篠田 弘造1、佐藤 一志1、秋山 大輔1、助永 壮平1、打越 雅仁1、立山 祐資2、佐藤 修彰1、鈴木 茂1 (1. 東北大学、2. 株式会社三徳)
司会: 芳賀一寿(秋田大学)

キーワード:

高融点レアメタル、X線吸収分光法、高温 in situ 測定

高融点かつ物理的化学的安定性のため通常のリサイクル手法が適用困難なタンタルの回収には溶融塩電解が適すると考えられる。その手法確立のための基礎情報として、ハライド溶融塩中におけるタンタルの局所構造を調べた。フッ化物系溶融塩およびその一部を塩化物に置き換えた混合ハライド溶融塩を用い、Ta源を溶融した試料に対してTa L3吸収端における高温in situ X線吸収分光測定および解析を実施した。結果、比較的融点(454℃)に近い低温条件では温度および塩組成によらず常にTaとFが大きなネットワークを形成していること、一方650℃においては混合ハライド塩の場合のみ、そのネットワーク結合が切断されて、より小さな構造単位に分解、分散することが示唆された。

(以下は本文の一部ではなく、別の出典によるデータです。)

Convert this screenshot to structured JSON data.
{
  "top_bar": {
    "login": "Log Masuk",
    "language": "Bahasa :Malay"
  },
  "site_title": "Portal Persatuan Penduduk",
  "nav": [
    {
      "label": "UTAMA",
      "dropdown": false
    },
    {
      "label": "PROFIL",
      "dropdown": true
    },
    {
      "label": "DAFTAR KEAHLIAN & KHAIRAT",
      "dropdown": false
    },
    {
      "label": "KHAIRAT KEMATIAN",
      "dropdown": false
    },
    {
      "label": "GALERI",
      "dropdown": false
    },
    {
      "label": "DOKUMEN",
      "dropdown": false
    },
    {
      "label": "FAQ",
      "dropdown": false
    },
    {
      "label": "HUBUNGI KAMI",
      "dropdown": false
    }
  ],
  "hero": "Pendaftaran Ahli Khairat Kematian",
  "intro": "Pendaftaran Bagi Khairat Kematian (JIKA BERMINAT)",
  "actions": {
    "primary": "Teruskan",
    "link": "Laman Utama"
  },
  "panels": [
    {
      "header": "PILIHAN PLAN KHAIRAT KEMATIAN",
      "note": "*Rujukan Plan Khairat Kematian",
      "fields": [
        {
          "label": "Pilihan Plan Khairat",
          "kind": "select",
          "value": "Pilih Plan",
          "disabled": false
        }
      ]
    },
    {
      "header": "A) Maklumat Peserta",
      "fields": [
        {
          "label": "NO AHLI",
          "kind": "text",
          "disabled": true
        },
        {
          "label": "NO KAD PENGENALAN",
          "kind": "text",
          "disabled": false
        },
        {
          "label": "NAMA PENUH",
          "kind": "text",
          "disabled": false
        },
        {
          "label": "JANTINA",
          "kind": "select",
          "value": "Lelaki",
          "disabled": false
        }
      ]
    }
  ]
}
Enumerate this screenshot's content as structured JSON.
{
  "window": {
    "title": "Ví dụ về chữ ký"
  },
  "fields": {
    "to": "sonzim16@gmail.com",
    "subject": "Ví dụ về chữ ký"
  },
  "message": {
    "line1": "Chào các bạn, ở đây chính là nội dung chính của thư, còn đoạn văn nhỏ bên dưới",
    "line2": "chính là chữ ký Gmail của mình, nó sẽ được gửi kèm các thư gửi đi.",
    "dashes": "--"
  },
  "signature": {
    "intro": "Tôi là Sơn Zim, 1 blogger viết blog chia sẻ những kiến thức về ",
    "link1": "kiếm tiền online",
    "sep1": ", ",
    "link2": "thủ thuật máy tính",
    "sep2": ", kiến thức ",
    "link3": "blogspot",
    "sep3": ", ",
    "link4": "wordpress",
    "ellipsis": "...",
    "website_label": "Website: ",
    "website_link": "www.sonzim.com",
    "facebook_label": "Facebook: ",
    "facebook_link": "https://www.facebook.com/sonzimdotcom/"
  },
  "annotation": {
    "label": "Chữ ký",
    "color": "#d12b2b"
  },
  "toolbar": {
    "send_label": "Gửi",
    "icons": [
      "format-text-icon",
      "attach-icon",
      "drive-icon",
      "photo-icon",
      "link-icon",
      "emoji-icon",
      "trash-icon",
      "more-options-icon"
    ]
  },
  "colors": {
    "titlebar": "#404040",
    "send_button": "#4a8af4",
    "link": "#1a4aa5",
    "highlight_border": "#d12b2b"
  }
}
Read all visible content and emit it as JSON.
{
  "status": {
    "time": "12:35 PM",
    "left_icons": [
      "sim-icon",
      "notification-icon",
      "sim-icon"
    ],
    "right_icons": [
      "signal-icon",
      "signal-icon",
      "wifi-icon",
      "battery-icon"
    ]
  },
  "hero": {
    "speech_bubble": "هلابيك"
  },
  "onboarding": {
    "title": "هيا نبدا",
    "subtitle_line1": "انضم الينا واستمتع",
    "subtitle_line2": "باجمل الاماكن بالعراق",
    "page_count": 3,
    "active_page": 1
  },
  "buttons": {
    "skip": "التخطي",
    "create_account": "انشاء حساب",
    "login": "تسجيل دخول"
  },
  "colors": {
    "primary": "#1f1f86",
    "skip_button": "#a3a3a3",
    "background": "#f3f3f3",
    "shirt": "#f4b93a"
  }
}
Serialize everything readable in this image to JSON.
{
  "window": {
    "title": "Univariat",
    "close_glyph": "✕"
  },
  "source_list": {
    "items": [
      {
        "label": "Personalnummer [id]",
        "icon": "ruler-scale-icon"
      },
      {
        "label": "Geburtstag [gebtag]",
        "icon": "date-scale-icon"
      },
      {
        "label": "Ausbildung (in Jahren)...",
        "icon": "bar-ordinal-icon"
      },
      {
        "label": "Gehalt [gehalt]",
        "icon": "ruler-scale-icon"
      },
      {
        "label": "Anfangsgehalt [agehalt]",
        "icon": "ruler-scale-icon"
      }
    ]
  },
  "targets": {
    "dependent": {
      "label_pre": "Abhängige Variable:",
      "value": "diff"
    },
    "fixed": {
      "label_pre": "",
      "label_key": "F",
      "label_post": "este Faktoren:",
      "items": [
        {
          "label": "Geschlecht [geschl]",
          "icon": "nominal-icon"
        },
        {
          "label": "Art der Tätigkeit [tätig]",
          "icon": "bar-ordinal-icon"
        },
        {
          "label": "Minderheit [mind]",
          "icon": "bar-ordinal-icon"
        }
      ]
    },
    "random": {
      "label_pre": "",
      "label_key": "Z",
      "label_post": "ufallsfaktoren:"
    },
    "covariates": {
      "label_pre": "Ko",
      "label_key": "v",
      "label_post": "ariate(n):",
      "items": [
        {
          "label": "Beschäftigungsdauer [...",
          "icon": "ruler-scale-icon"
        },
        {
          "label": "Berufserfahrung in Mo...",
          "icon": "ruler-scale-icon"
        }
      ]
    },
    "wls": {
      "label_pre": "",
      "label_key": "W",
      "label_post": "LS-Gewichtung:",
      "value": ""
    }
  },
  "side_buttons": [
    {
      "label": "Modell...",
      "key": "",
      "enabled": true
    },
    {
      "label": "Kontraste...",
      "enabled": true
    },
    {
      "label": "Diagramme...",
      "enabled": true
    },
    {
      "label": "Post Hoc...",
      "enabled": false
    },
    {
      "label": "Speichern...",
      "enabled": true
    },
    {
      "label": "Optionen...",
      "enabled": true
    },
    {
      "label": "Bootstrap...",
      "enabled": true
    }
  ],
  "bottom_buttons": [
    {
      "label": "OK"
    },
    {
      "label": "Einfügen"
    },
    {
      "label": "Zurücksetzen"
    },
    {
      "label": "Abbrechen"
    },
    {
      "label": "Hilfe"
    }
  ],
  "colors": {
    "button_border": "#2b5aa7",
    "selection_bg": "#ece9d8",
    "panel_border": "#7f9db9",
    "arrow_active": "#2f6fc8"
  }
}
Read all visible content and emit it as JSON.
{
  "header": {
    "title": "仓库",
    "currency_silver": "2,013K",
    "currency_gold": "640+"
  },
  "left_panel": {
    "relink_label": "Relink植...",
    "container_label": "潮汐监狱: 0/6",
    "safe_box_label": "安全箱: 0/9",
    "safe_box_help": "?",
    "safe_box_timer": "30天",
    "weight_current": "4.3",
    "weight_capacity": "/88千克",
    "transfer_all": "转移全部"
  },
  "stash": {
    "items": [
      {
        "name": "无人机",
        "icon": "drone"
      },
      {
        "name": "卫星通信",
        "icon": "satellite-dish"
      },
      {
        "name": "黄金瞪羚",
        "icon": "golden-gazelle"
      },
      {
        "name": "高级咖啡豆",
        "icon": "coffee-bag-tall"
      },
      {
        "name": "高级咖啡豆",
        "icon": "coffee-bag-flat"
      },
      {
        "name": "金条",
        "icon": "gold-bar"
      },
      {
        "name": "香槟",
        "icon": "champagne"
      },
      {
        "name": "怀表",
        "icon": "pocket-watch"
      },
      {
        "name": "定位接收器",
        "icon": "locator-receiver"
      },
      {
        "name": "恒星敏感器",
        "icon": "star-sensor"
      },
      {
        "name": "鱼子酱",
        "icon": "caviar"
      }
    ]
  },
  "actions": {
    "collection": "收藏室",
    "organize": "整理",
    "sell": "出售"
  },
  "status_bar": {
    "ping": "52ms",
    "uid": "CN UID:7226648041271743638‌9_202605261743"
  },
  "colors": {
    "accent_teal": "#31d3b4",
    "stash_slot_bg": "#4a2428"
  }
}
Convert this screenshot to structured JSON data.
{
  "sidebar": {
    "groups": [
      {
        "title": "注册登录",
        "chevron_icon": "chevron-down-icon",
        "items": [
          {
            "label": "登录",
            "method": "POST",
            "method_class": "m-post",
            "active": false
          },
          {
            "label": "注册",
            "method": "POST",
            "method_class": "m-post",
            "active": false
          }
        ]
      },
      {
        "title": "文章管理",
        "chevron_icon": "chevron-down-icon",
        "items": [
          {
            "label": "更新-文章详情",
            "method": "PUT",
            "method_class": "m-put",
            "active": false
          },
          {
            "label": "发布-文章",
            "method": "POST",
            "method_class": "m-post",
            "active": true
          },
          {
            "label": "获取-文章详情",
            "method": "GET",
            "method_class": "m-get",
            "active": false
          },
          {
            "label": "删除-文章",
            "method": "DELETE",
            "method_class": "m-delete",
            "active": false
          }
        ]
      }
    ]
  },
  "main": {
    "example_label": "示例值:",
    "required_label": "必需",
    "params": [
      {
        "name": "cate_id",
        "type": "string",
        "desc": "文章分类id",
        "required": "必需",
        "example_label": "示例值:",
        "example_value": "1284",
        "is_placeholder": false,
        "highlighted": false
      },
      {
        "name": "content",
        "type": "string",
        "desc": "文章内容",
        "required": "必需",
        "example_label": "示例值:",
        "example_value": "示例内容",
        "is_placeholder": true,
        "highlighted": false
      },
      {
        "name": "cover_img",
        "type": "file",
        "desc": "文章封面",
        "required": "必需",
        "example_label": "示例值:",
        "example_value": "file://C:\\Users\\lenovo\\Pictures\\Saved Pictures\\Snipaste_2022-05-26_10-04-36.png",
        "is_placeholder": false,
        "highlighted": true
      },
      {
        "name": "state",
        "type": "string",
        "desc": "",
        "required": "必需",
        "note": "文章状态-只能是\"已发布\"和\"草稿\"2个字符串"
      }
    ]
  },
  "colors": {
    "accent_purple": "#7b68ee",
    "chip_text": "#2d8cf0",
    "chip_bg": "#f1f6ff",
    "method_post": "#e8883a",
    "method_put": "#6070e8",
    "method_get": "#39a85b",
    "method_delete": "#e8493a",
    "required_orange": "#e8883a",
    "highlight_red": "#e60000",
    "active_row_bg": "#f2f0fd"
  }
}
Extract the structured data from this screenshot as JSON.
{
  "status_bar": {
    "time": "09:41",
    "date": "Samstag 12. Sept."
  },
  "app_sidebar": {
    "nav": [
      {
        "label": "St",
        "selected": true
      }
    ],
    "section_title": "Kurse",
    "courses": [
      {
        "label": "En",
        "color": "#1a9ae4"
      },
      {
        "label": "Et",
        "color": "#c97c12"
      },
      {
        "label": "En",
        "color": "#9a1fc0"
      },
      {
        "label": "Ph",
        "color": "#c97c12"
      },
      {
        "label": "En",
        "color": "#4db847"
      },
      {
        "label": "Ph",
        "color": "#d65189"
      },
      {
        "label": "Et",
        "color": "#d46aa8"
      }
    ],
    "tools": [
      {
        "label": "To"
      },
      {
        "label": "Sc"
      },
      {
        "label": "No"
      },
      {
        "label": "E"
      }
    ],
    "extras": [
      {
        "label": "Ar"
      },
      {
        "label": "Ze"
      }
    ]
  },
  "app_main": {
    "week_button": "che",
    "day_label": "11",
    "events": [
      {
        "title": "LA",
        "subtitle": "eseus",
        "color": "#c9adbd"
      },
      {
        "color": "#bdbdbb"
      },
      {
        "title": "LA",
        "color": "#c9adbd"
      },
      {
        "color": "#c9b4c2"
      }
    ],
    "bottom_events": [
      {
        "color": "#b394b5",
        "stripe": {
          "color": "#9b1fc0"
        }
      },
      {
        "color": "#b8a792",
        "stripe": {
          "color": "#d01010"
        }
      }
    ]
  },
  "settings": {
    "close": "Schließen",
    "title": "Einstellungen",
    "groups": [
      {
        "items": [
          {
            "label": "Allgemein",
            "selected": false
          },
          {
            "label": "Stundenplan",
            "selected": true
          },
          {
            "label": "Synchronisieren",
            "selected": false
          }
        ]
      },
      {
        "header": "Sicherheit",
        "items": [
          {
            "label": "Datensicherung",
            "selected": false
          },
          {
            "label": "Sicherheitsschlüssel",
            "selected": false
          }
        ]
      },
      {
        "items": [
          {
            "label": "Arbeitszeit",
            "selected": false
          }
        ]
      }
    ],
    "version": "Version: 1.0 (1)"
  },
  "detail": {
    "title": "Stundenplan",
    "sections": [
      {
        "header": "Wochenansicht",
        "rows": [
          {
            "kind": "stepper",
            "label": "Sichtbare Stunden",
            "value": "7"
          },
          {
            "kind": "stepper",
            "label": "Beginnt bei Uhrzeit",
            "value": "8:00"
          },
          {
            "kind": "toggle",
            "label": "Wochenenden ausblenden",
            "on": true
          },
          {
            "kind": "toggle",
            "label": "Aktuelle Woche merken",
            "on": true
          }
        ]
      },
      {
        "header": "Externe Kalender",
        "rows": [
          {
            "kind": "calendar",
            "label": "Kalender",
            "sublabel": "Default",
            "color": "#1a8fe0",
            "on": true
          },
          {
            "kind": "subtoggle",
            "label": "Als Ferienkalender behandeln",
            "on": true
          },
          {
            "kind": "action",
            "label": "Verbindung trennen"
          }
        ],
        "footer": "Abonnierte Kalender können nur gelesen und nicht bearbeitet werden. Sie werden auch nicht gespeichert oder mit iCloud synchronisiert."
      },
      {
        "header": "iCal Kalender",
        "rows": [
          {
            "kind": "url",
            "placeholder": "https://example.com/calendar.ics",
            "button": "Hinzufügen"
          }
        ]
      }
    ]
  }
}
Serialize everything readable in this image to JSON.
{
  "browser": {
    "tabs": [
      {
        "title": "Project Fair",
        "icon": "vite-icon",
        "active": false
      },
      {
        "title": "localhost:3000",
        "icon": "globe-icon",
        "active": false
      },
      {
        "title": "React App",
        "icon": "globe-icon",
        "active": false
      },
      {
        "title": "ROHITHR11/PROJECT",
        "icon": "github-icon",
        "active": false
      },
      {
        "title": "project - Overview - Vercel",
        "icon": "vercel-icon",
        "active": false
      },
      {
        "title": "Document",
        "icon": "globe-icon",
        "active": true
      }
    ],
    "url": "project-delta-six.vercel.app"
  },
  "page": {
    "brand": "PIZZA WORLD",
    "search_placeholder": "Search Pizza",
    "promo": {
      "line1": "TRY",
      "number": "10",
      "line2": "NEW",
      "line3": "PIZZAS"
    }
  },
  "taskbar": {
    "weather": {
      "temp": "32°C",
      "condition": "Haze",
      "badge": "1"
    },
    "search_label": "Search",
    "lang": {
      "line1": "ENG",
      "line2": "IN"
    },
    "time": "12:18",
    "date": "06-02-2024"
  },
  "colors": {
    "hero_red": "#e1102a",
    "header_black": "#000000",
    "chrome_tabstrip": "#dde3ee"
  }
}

混合ハライド塩は融点そのものが大きく下がることはなかったが、溶融塩中にClが存在すると、溶融時に形成するネットワーク構造の分解温度を大きく低下させ、フッ化物溶融塩の場合には高温が必要だったものが、より低温で良好なタンタル金属電析物が得られたと考えられる。このように、リサイクルに適した溶融塩電解条件を探索する上で重要な指針を与える結果が得られた。